Josh Marshall highlighted the good news: the Islamo-Fascism Awareness Week from last October -- featuring "heavily subsidized and poorly attended events on campuses around the country" -- has spawned a sequel.
Of course, it's tempting to ignore David Horowitz's Islamo-Fascism Awareness Week because it's just too silly to bother. On the other hand, it's also tempting to marvel at the occasion and offer a reminder of just how far gone today's conservative movement really is. It's probably more fun to go with the latter.
Here's Horowitz's pitch:
The purpose of this week and the campaign leading up to it will be: 1) To highlight the genocidal agendas of the Islamo-fascist crusade; and 2) To make the public aware of the "soft jihad" -- the domestic networks that fund and provide political support for the agendas of the jihad, including its armies of terror.

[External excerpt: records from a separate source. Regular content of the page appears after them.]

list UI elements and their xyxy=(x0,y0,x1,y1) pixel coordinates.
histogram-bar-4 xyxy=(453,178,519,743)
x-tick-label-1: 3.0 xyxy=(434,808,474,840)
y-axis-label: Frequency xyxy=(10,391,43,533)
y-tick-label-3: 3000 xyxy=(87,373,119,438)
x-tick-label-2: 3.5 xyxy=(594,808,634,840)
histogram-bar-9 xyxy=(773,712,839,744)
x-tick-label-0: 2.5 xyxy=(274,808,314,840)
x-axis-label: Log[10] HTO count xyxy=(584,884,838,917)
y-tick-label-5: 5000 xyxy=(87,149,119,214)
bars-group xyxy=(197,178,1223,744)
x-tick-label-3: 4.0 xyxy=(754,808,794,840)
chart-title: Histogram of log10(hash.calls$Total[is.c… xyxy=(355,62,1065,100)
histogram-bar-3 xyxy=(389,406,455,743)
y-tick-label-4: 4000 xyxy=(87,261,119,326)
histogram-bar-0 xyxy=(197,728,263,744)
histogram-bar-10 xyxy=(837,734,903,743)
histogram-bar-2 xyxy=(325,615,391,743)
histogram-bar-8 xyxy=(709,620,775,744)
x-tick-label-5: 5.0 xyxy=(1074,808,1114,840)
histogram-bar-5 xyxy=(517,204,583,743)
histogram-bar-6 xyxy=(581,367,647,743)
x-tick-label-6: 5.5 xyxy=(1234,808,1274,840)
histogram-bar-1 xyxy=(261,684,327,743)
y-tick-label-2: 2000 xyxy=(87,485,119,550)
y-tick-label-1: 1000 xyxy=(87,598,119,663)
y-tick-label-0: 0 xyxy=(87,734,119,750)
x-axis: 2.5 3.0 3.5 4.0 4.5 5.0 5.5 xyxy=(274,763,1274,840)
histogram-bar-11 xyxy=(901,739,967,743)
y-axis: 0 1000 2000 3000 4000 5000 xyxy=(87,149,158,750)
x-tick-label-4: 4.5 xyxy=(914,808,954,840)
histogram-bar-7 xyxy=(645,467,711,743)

Ron Chusid's take from October is still spot on: "It's just getting harder to keep track of all those holidays. I mean, is Sweetest Day, which just occurred, a real holiday, or just an excuse to sell more candies and cards? Now I learn that this is Islamo-Fascism Awarness Week. Is this a real holiday, or just an excuse to sell more right wing paranoia?"
All evidence points to the latter, though I don't think Horowitz & Co. are "selling" claptrap so much as they're peddling it for free, hoping no one notices how nonsensical their materials really are.
At a minimum, we should get some good quotes out of the events. Last fall, in one of my personal favorites, Rick Santorum told a Penn State audience, "Islam, unlike Christianity, is an all-encompassing ideology. It is not just something you do on Sunday."
If anyone sees similarly illuminating remarks at this week's events, be sure to let me know.